Frank Gibson, an adviser to businesses entering China, told an Auckland workshop that New Zealand wine had enormous prospects, but was handicapped by a fragmented industry with many small players, the BusinessDay website reported Monday.

"This is one of the areas where you really could get some big numbers and where there's huge opportunity in my view," he said, according to the report.

Gibson said Chinese consumers only really began drinking wine 10 years ago and the market needed to be educated.

"The domestic grape wine industry has grown steadily from about 200 million liters in 2000 to ... about a billion liters today," he reportedly said.

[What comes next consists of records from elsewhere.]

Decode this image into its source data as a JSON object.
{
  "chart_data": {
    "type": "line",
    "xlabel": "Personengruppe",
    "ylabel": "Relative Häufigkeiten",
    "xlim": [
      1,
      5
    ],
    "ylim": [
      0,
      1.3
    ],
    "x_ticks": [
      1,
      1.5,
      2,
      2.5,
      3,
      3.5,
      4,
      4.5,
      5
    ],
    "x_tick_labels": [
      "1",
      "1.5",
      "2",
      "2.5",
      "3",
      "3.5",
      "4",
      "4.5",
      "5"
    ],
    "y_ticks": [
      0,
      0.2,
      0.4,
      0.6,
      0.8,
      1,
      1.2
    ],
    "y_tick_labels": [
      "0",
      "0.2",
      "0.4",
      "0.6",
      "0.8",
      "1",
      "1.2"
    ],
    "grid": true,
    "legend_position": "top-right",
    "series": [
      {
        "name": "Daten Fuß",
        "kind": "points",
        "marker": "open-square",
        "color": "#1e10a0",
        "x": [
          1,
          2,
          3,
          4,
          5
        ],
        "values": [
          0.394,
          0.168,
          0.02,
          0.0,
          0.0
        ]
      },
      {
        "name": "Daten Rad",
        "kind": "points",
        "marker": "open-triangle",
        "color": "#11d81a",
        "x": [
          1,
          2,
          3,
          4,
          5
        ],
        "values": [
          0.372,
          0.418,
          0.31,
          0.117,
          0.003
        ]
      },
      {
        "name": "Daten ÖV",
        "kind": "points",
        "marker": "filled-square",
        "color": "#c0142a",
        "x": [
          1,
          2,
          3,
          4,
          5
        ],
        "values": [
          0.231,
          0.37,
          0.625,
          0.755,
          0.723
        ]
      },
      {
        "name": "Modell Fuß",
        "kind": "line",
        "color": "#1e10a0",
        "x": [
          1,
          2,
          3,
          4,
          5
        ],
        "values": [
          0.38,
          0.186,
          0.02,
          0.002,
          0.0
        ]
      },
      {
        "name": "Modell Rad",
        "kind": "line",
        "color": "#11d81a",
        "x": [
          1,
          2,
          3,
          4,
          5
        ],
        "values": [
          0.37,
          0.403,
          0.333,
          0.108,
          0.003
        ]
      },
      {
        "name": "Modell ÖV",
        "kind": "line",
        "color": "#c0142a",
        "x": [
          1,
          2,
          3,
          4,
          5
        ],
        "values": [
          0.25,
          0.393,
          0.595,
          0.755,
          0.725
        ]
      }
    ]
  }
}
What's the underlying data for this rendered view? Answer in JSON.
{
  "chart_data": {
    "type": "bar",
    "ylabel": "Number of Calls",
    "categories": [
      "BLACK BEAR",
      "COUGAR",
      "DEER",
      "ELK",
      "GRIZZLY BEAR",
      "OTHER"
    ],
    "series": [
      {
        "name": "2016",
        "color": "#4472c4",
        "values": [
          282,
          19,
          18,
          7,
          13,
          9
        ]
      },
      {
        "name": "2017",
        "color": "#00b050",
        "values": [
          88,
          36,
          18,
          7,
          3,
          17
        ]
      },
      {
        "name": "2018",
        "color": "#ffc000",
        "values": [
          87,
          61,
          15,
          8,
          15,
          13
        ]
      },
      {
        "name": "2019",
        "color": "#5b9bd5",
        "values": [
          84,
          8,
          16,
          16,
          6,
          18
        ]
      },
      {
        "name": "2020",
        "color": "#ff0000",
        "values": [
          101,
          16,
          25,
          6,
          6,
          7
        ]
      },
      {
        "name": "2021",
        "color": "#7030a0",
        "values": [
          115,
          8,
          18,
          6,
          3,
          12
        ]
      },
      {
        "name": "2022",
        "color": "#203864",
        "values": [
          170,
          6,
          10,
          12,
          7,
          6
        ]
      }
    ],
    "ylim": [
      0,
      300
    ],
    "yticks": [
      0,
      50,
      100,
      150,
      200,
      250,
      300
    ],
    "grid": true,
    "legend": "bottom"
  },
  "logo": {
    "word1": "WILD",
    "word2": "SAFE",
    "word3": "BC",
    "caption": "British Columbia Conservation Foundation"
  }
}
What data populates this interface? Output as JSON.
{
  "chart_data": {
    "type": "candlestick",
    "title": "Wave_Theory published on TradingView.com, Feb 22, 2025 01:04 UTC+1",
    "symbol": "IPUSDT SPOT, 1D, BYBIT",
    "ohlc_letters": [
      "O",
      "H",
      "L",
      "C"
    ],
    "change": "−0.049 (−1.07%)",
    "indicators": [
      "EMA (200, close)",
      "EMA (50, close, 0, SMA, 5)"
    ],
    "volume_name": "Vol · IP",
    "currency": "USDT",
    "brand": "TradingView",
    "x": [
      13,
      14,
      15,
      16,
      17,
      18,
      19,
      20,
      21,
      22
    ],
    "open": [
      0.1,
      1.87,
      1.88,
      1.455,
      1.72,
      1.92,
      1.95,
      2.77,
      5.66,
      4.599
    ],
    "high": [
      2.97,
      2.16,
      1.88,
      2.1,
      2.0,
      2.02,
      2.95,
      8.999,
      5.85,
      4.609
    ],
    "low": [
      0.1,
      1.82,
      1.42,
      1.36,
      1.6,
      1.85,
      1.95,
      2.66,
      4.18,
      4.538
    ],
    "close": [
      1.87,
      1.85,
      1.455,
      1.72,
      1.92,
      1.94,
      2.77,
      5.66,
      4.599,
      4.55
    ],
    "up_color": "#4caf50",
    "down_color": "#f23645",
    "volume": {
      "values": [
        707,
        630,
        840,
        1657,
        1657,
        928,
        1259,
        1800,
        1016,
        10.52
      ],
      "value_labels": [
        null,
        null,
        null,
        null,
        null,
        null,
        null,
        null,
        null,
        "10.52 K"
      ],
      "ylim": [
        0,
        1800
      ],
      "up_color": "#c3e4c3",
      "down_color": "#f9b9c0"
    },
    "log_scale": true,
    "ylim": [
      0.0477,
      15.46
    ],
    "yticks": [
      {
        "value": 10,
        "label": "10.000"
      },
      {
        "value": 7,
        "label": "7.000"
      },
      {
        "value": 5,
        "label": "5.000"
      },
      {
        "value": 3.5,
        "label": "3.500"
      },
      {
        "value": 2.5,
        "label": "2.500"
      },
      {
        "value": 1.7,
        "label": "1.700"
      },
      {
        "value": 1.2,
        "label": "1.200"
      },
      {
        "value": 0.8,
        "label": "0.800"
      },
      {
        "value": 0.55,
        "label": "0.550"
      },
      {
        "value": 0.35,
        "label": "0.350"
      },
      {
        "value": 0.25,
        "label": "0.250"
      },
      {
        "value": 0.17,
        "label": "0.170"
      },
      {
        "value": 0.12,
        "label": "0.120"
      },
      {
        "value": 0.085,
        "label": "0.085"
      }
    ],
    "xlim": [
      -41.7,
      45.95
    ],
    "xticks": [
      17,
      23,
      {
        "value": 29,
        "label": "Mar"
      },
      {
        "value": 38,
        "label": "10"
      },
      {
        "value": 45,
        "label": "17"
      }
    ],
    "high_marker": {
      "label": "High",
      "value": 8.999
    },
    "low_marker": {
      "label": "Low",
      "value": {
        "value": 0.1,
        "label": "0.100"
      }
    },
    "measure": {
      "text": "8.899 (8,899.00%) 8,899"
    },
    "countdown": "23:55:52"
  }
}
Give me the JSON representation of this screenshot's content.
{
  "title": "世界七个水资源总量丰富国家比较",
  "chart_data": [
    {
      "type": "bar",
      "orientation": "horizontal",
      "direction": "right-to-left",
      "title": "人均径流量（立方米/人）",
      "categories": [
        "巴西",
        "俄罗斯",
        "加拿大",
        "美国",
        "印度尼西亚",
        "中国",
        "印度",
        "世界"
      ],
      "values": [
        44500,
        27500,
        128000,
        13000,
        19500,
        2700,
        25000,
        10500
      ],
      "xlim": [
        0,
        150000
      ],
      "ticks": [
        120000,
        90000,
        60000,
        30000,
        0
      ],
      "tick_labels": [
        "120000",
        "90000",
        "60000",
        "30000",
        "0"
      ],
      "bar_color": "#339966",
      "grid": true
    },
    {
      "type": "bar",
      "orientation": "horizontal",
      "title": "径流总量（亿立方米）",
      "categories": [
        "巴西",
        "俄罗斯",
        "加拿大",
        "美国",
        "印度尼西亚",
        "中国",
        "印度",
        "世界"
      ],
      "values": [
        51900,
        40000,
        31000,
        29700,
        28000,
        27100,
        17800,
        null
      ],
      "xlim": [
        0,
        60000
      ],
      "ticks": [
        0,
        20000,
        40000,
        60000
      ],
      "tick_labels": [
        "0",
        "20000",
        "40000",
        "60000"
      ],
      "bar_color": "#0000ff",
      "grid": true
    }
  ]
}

Chinese wine commanded 90 percent of the wine market, and the other 10 percent was imported bottled wine, which accounted for a fifth of the market's value.

However, when young Chinese splashed out on imported wine it was generally French or Australian, because Australia had mounted a big campaign there, he said.

Gbson said Chinese enjoyed New Zealand white wines in blind tastings, but marketing wine categories was just as important as marketing brands.

"Nobody has told them that people in New York and London and Tokyo and Paris drink great New Zealand wines ... No-one has told them the New Zealand wine story.

"The big problem the New Zealand wine industry has got is 90 percent of your wineries produce less than 200,000 liters.

"So who is going to go there and tell the story ... and should any one wine company have that responsibility, when telling the category story is just as important as the brand story.

"So there's a crying out need here for collaboration in the industry."

Gibson, a member of the New Zealand Trade and Enterprise (NZTE) Beachheads program, said NZTE had a big team working on a wine strategy and its biggest challenge might be working with such a fragmented industry.

His advice to would-be wine and food exporters was to band together with others of similar size.

"The more leverage you have going into China, the more effective you're likely to be and the more choices you're likely to have. Doing it on your own is very, very tough and anybody with less than a million cases I think is going to find it very, very hard."